Dive Brief:
- The U.S. solicitor general on Monday urged the U.S. Supreme Court to deny Duke Energy’s appeal challenging a lower court’s ruling in an antitrust lawsuit brought by independent power producer NTE Energy.
- In August 2024, the U.S. Court of Appeals for the Fourth Circuit properly ruled that NTE Carolina’s antitrust suit against Duke could move ahead after it was dismissed by a lower court, according to U.S. Solicitor General John Sauer.
- “This appeal arises out of a campaign by an established monopolist to stop a more efficient rival from disturbing its long-dominant hold over a regional energy market,” Sauer said. “Without ever competing with [NTE] on the merits (i.e., offering a better service), [Duke] was able to prevent [NTE] from operating its superior [generating] facility.”
Dive Insight:
In the last decade or so, the Department of Justice and private plaintiffs have been reluctant to use antitrust laws to challenge utilities, but that could change based on Sauer’s brief, according to Joshua Macey, a Yale Law School associate professor.
“At the very least, this suggests that the Trump Solicitor General's Office thinks that antitrust should be a viable tool in electricity markets, and it may indicate that the administration is concerned with anticompetitive conduct,” Macey said in an interview Thursday.
The solicitor general’s stance in the brief makes it less likely the Supreme Court will take up Duke’s appeal, according to Macey.
The action at the Supreme Court centers on a long-running dispute between Duke’s vertically-integrated North Carolina subsidiary and NTE that led to anticompetitive claims by the power producer against the utility company.
Duke Energy Carolinas in November 2017 entered into a large generator interconnection agreement with NTE Carolinas II, which planned to build a combined-cycle gas-fired power plant in Reidsville, N.C.
Two years later, Duke Energy Carolinas sued NTE for breach of contract, alleging that the independent power producer failed to make payments required under the interconnection agreement.
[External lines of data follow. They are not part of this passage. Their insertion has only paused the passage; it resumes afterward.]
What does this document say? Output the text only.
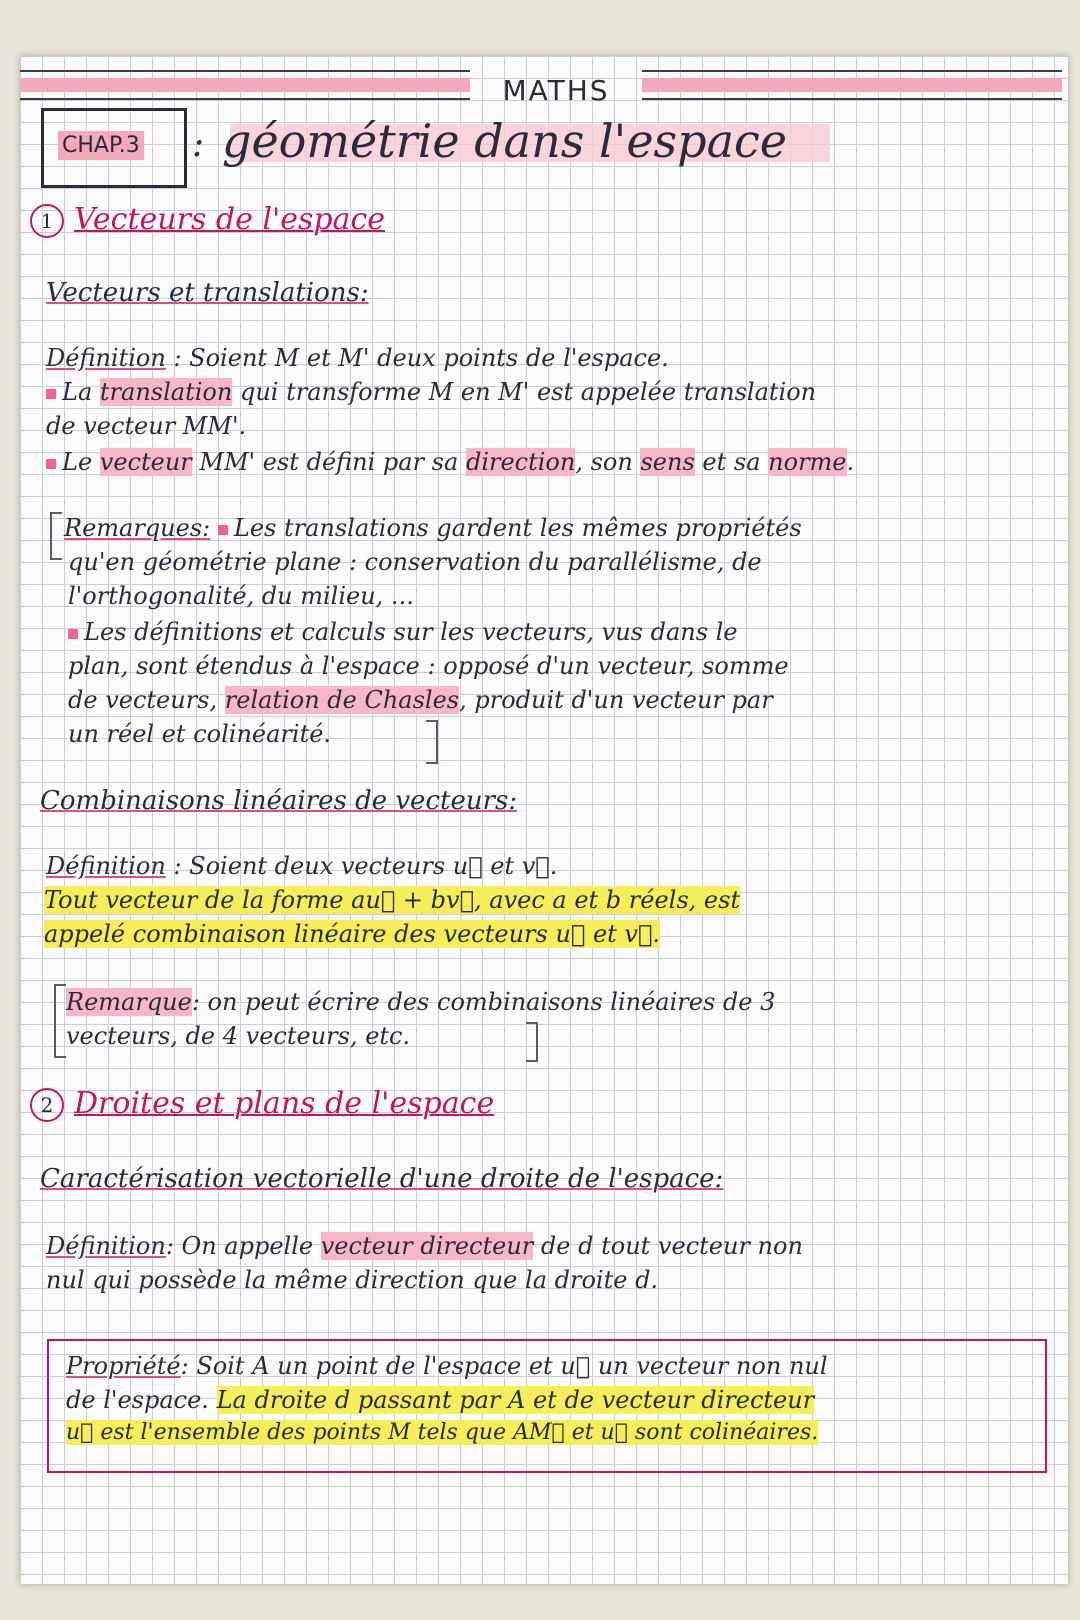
MATHS
CHAP.3 : géométrie dans l'espace
1 Vecteurs de l'espace
Vecteurs et translations:
Définition : Soient M et M' deux points de l'espace.
La translation qui transforme M en M' est appelée translation
de vecteur MM'.
Le vecteur MM' est défini par sa direction, son sens et sa norme.
Remarques: Les translations gardent les mêmes propriétés
qu'en géométrie plane : conservation du parallélisme, de
l'orthogonalité, du milieu, ...
Les définitions et calculs sur les vecteurs, vus dans le
plan, sont étendus à l'espace : opposé d'un vecteur, somme
de vecteurs, relation de Chasles, produit d'un vecteur par
un réel et colinéarité.
Combinaisons linéaires de vecteurs:
Définition : Soient deux vecteurs u⃗ et v⃗.
Tout vecteur de la forme au⃗ + bv⃗, avec a et b réels, est
appelé combinaison linéaire des vecteurs u⃗ et v⃗.
Remarque: on peut écrire des combinaisons linéaires de 3
vecteurs, de 4 vecteurs, etc.
2 Droites et plans de l'espace
Caractérisation vectorielle d'une droite de l'espace:
Définition: On appelle vecteur directeur de d tout vecteur non
nul qui possède la même direction que la droite d.
Propriété: Soit A un point de l'espace et u⃗ un vecteur non nul
de l'espace. La droite d passant par A et de vecteur directeur
u⃗ est l'ensemble des points M tels que AM⃗ et u⃗ sont colinéaires.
In June 2022, a district court dismissed NTE's claims that Duke Energy Carolinas engaged in illegal, anticompetitive behavior.
However, the Fourth Circuit appeals court reversed the district court's decision, finding that Duke took various steps that in combination could be considered anticompetitive, according to Sauer.
“When a monopolist engages in a coordinated campaign to squelch competition, no circuit holds that each discrete aspect of the defendant’s conduct must be analyzed in isolation,” Sauer said. “Instead, courts uniformly agree, consistent with this Court’s precedent, that a holistic analysis is appropriate in circumstances like these.”
In its petition asking the Supreme Court to review the appeals court’s decision, Duke said each action it took in relation to the planned NTE power plant was legal.
The appeals court embraced a “monopoly broth” theory that a set of legal actions can be deemed anticompetitive, according to Duke.
“If an antitrust plaintiff pleads a series of independently lawful acts, each of which does not violate this Court’s precedents, those acts cannot together add up to some nebulous antitrust violation,” Duke said in its petition.
NTE’s plans to build its power plant hinged on landing an offtake agreement with the city of Fayetteville, N.C., according to court documents. Duke undercut that option by restructuring Fayetteville’s supply contract with the utility — which had produced $100 million in annual revenue for Duke — to give it a short-term discount and lump-sum payment, Sauer said.
Duke also agreed to quadruple the price it paid for excess power from a Fayetteville power plant — a price increase worth $283 million, according to Sauer.
In total, Duke gave Fayetteville a $325 million incentive, which it intended to recoup through future price increases on Fayetteville and other customers, he said.
At the same time, Duke sought to “hobble and discredit” NTE, in part by sending two notices of default on NTE’s interconnection agreement and falsely claiming that NTE failed to pay its invoices, Sauer said.
Duke had previously lost nine wholesale customers to NTE after the company built a combined-cycle power plant in North Carolina that was cleaner and cheaper than Duke’s power supply, Sauer said.